A Tuesday service cutoff deadline in the United States for tens of thousands of VoIP customers who failed to reply to a service limitation notification from their provider was extended by 30 days, to September 28. In an FCC mandate, VoIP providers such as Time Warner Cable, Vonage and Verizon, were to send notice to customers asking them acknowledge the possible limitations of E911 access and to keep a record of their replies.

Specifically, the FCC mandated that VoIP providers must advise subscribers of the circumstances under which E911 service may not be available, and distribute stickers or other appropriate labels with a warning that E911 service may be limited or not available, and instruct the subscriber to place them on or near the equipment used in conjunction with the service. Lastly, the provider is to obtain and keep a record of affirmative acknowledgement by every subscriber, both new and existing.

A significant number of VoIP customers did not reply to the warning letter. This led the Voice on the Net Coalition, with House Representative Bart Gordon (D-TN) and Senator Bill Nelson (D-FL) and other lawmakers to write FCC Chairman Kevin Martin with their concerns. For some customers, it was feared that if the VoIP service was ended, they would have no phone service.

The E911 system allows emergency operators to link a caller's physical location with the phone used to dial for help. Conventional phones have had that capability for years, but not all VoIP providers have the technology for such a system in place. Cell phone companies are also struggling to upgrade their products for E911 capability.

VoIP use reported by the TeleGeography Research Group showed strong customer growth during the second quarter of this year. Subscribers increased nearly 40 percent over the first quarter, from roughly 1.9 million to 2.7 million.

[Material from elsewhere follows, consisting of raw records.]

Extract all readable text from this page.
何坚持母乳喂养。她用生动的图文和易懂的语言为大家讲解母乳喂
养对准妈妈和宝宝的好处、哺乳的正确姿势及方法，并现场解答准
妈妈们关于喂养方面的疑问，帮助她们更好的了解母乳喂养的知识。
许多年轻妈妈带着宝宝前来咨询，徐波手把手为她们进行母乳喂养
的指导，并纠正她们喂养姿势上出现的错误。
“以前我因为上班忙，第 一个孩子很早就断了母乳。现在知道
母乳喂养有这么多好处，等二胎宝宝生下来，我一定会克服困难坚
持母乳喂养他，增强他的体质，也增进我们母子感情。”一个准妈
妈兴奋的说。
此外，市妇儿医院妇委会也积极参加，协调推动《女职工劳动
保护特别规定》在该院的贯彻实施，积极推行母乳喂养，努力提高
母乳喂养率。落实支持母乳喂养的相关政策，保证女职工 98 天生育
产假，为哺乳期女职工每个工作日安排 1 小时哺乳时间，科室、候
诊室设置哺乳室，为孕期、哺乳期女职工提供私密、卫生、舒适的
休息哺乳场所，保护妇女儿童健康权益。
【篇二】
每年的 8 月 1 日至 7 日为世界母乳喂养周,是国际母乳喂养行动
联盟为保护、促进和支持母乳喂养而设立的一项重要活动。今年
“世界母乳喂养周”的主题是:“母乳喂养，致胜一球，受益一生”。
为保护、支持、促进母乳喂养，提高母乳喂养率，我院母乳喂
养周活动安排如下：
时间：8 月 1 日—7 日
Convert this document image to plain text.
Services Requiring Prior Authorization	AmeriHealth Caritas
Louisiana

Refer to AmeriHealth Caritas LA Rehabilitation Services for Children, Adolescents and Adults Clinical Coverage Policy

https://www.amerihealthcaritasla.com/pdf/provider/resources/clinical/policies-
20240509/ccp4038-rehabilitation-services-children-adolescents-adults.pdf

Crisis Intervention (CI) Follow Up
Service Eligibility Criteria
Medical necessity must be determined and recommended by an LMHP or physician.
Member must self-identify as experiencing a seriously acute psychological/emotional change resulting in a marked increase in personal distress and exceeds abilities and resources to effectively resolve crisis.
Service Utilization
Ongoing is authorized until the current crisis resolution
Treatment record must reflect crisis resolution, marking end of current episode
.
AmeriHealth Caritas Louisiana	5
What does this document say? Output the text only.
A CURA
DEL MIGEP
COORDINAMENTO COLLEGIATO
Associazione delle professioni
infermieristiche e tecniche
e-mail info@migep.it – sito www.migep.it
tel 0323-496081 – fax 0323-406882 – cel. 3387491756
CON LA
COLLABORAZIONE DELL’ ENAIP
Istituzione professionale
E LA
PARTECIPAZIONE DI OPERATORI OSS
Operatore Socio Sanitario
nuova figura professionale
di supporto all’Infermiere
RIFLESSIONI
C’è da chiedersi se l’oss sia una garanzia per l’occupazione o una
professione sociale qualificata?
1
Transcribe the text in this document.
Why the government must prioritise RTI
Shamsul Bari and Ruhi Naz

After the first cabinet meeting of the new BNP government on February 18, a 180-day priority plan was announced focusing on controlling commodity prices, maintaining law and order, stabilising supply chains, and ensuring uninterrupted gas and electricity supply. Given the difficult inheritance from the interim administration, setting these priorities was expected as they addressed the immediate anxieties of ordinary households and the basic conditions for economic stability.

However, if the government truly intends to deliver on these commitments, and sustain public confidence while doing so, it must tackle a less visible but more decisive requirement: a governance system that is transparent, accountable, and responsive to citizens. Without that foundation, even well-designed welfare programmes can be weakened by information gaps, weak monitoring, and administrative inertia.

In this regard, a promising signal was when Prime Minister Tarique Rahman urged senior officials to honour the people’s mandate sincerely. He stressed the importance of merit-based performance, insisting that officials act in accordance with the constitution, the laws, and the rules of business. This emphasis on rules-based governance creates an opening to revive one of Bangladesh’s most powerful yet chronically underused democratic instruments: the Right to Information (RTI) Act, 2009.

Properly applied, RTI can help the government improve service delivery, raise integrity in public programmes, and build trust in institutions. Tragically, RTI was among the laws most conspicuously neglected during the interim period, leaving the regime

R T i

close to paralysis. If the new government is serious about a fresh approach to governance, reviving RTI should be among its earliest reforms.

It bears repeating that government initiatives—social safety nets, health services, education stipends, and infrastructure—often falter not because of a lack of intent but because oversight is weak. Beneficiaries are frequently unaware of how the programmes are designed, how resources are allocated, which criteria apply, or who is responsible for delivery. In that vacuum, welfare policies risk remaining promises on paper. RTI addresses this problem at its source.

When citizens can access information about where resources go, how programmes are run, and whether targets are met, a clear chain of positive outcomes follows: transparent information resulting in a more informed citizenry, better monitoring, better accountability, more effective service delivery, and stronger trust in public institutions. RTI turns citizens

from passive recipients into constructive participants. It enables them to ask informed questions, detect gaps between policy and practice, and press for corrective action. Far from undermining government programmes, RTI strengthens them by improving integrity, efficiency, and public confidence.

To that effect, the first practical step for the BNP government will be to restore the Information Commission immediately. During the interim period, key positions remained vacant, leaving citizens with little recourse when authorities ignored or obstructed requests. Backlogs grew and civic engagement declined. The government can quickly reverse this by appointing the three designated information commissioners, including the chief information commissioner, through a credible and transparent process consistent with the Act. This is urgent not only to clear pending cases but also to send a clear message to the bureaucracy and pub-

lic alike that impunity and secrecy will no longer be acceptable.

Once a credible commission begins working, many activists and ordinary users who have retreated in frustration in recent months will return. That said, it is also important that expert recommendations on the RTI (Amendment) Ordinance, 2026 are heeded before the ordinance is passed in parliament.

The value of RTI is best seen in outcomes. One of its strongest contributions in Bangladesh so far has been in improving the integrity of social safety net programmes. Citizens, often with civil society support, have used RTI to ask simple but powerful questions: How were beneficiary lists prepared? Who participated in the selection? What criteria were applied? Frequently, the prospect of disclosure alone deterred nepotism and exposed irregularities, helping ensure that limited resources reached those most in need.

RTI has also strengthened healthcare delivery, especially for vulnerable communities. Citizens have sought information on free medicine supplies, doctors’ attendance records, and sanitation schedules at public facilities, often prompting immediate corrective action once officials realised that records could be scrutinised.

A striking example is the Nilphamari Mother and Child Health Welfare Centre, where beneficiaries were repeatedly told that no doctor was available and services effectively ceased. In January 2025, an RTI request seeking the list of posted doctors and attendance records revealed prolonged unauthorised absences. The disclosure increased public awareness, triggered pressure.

Users of VoIP seem far from scared off by concerns over E911 connectivity despite findings that indicate the majority are interested in it as a primary phone line replacement. "To get [VoIP telephony], you’ve got to have a broadband connection, that means you’re a reasonably affluent consumer, you’ve got a cell phone, you’ve got some sort of backup plan in place," said Stephan Beckert, an analyst for TeleGeography. "There was a group that said they would not get it because of the problems with E911. But there was a surprisingly large core group that really didn’t worry about it."